Il coronavirus Sars-CoV-2 si è diffuso in Italia attraverso ben “13 diversi ceppi virali”. E dopo l’estate a favorire la ripresa della pandemia da Covid-19 sono stati i soggetti superdiffusori, insieme a “microfocolai locali di cui si è perso rapidamente il controllo”. Sono alcune delle conclusioni a cui è arrivato il team internazionale di 28 scienziati guidato da Massimo Ciccozzi, responsabile dell’Unità di Statistica medica ed Epidemiologia della Facoltà di Medicina e Chirurgia dell’Università Campus Bio-Medico di Roma, con Davide Zella dell’Istituto di Virologia umana del Maryland, Usa, e Marco Salemi dell’Università della Florida.
Lo studio, un contributo sul portale ‘MedRxiv’ aperto ai commenti della comunità scientifica, mostra come la pandemia italiana da Covid-19 sia caratterizzata da una diffusione a cluster in ambienti come quelli familiari, le comunità e nelle residenze sanitarie e certifica che l’aumento della mobilità durante l’estate scorsa ha permesso al virus di ‘liberarsi’ e uscire da quegli ambiti chiusi nei quali era rimasto contenuto fino alla fine della primavera, grazie alle restrizioni osservate nel lockdown. Un radicale cambiamento nei comportamenti generali che ha portato alla perdita del tracciamento dei contatti e alla nuova escalation di contagi e decessi degli ultimi mesi.
“I cluster – spiega Ciccozzi – agiscono come serbatoi nascosti della malattia. Piccoli gruppi di individui inizialmente contagiati da un soggetto cosiddetto superdiffusore e poi in grado di contagiare a loro volta a causa della riduzione dei limiti e delle restrizioni al movimento delle persone”. Inoltre, secondo lo stesso studio, le mutazioni in questo virus che differenziano i 13 ceppi in circolazione in Italia, pur avendo inciso sul livello di contagiosità, non modificano la patogenicità del virus né quindi la sua capacità di farci ammalare e di uccidere.

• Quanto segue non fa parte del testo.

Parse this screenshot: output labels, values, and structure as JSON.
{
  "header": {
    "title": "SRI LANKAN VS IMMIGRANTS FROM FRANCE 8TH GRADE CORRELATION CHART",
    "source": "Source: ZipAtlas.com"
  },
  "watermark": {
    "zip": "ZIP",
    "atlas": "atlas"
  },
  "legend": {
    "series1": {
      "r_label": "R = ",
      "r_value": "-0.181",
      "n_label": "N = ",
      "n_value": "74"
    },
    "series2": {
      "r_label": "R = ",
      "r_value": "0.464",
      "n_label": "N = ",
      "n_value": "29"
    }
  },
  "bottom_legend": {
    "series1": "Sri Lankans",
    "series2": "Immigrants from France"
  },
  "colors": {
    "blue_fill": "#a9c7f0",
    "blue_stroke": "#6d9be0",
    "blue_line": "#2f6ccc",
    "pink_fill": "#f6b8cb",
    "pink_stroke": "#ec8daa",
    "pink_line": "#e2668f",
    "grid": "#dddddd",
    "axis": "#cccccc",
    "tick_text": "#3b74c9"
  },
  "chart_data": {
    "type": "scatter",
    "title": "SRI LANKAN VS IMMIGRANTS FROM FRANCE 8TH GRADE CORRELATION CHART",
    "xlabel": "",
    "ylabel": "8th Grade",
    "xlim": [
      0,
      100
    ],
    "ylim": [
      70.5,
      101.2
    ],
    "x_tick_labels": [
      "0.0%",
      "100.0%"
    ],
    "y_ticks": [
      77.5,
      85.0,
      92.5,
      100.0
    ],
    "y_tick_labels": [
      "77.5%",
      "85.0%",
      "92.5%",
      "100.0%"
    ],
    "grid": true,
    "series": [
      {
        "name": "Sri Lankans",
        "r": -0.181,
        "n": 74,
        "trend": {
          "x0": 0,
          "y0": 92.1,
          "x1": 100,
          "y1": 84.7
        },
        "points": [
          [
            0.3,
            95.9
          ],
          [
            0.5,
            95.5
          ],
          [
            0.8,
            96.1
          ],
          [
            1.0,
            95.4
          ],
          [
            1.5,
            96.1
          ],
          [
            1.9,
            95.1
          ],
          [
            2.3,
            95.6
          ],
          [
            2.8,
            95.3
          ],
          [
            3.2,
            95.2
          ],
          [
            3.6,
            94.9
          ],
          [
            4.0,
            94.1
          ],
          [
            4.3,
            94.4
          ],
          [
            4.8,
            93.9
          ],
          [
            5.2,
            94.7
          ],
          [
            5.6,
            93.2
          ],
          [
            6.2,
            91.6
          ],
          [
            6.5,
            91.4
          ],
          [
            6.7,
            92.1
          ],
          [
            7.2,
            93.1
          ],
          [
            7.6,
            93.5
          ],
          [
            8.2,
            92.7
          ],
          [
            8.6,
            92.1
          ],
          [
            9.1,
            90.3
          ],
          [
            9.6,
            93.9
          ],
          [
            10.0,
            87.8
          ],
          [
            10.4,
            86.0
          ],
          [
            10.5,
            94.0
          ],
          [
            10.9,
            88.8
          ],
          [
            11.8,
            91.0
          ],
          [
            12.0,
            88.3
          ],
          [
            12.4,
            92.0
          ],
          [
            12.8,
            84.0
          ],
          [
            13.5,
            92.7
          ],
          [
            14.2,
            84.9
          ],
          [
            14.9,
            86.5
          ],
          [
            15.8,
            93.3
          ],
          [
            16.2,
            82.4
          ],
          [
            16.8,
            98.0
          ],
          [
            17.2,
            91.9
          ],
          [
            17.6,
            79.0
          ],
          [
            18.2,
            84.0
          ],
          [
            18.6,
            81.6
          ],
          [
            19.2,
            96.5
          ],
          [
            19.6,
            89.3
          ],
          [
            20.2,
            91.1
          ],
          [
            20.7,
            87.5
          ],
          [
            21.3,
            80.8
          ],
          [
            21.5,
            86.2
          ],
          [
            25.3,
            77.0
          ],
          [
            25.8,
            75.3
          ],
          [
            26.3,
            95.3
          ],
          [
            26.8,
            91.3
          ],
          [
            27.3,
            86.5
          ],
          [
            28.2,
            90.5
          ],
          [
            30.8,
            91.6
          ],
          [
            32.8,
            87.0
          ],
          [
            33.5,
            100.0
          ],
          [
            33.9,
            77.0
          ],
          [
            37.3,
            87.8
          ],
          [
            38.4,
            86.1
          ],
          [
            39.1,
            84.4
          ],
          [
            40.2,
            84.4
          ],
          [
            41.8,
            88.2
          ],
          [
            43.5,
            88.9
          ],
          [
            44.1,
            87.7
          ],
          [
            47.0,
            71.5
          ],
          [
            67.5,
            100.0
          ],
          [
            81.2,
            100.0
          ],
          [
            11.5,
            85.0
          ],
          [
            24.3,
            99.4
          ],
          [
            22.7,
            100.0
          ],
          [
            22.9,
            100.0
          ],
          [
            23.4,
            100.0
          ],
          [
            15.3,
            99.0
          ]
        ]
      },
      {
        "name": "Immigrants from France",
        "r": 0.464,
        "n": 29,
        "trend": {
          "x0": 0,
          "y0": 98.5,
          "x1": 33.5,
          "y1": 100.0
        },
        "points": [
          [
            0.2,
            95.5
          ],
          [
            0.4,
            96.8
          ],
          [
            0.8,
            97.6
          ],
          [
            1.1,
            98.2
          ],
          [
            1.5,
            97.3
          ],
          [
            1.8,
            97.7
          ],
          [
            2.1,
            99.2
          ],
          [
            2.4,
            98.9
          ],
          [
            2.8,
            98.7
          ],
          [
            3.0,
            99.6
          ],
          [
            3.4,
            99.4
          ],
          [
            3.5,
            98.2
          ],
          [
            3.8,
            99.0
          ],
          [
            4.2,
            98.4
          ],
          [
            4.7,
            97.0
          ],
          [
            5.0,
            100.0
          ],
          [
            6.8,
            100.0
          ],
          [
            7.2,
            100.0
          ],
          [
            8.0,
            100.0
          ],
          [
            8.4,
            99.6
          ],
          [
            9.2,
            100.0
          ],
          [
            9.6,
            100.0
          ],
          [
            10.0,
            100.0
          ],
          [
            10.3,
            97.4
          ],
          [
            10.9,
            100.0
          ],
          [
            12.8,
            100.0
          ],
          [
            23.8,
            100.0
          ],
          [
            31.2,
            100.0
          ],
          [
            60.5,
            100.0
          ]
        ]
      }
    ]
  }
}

“In effetti – osserva Ciccozzi – la mutazione DG614 che abbiamo individuato lo scorso marzo e che ha reso il virus più contagioso è stata trovata nel 98% delle sequenze genomiche italiane depositate in banca dati”. “In altre parole, se la capacità dei diversi ceppi di trasmettere la malattia varia, non sono cambiati fino ad ora, in base al ceppo, i meccanismi attraverso i quali il virus riesce a entrare nell’organismo umano e a farci ammalare. Dal punto di vista evolutivo – conclude l’esperto – questo significa che la proteina Spike su cui i vaccini a mRna si basano non sembra ad ora coinvolta in queste mutazioni. Quindi l’efficacia vaccinale dichiarata resta invariata”. Un elemento risulta particolarmente importante in vista dell’avvio della campagna vaccinale nazionale.